The consequences of hearing loss should be considered in broader terms than just the clinical measures of hearing threshold loss. dB Decibel; WHO World Health Organization

For a child with noise-induced hearing loss, the degree of deficit is likely to be mild or moderate, as opposed to severe or profound. However, such a loss might still be a barrier to effective communication, especially in noisy environments such as the school classroom. It should also be recognized that mild-to-moderate hearing losses may not be immediately apparent to a child (in the same way that many older persons do not recognize that they have age-related hearing loss). Parents and clinicians should be vigilant; it is worth repeating that measures of speech discrimination will more accurately reveal a hearing problem than simple audiogram or hearing screening tests. In a very young child, hearing problems can delay language development, and if information is being missed at school, educational achievements can be reduced. For adolescents, communication difficulties can lead to social isolation; there have been reports of suicide resulting from such situations. If hearing aid use is warranted, the adolescent may also have problems with the cosmetic appearance of the device or the stigma attached. The child may decide to not use the aid, or choose to retreat to a small group or become socially isolated. In any case, it can be assumed that there will be quality of life implications.

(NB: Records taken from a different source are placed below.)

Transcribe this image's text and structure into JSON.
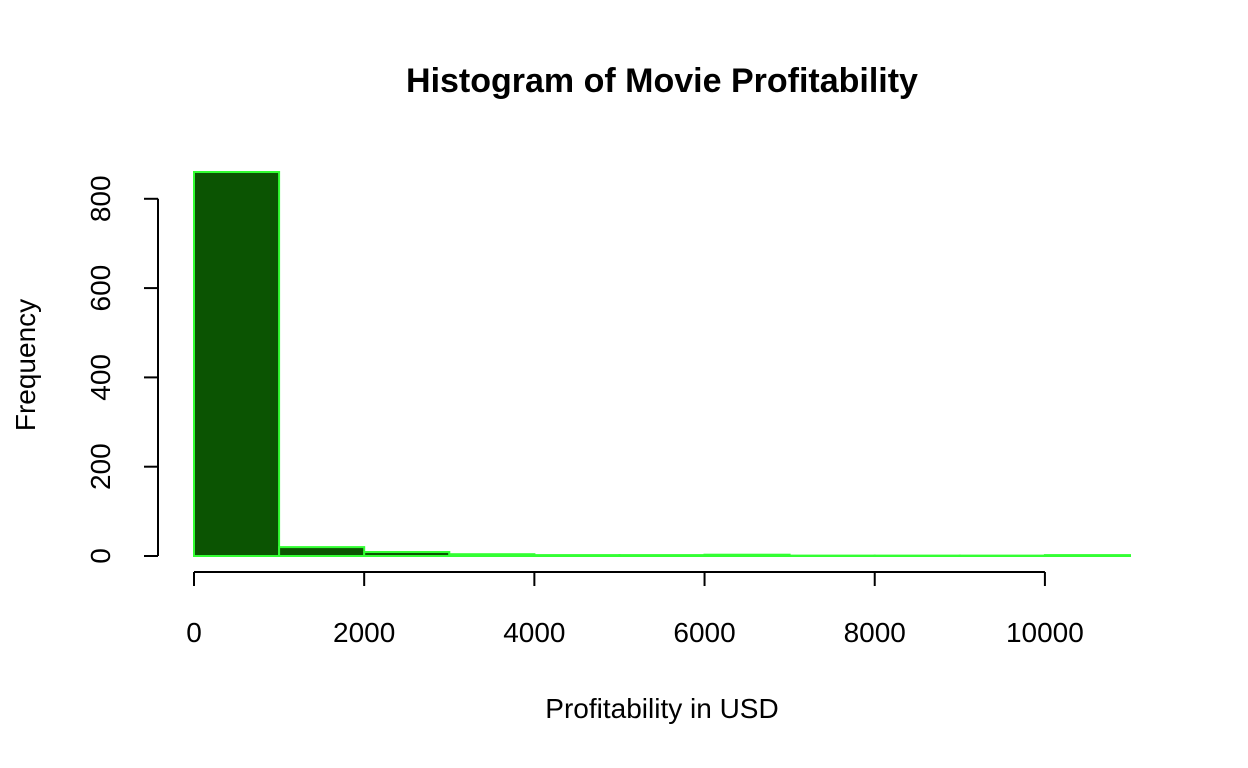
{
  "chart_data": {
    "type": "bar",
    "title": "Histogram of Movie Profitability",
    "xlabel": "Profitability in USD",
    "ylabel": "Frequency",
    "bins": [
      {
        "start": 0,
        "end": 1000,
        "count": 860
      },
      {
        "start": 1000,
        "end": 2000,
        "count": 20
      },
      {
        "start": 2000,
        "end": 3000,
        "count": 9
      },
      {
        "start": 3000,
        "end": 4000,
        "count": 4
      },
      {
        "start": 4000,
        "end": 5000,
        "count": 2
      },
      {
        "start": 5000,
        "end": 6000,
        "count": 2
      },
      {
        "start": 6000,
        "end": 7000,
        "count": 3
      },
      {
        "start": 7000,
        "end": 8000,
        "count": 1
      },
      {
        "start": 8000,
        "end": 9000,
        "count": 1
      },
      {
        "start": 9000,
        "end": 10000,
        "count": 1
      },
      {
        "start": 10000,
        "end": 11000,
        "count": 2
      }
    ],
    "xlim": [
      0,
      11000
    ],
    "ylim": [
      0,
      860
    ],
    "x_ticks": [
      0,
      2000,
      4000,
      6000,
      8000,
      10000
    ],
    "y_ticks": [
      0,
      200,
      400,
      600,
      800
    ],
    "x_tick_labels": [
      "0",
      "2000",
      "4000",
      "6000",
      "8000",
      "10000"
    ],
    "y_tick_labels": [
      "0",
      "200",
      "400",
      "600",
      "800"
    ],
    "grid": false,
    "legend": "none",
    "colors": {
      "bar_fill": "#0b5402",
      "bar_border": "#33ff33"
    }
  }
}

In public advocacy and education campaigns by The Hearing Foundation of Canada (THFC) , one strategy for promoting hearing loss prevention in children is to say “save your hearing for the music” In other words, if you love listening to your music now, you will lose that pleasure if you damage your hearing. The quality of life impact may also be felt at a later age when job opportunities are restricted because of the hearing problem itself or a reduced educational attainment. The impact may also be an economic one.

Sound Sense poster from The Hearing Foundation of Canada, targeting young people with the slogan “Save your hearing for the music”.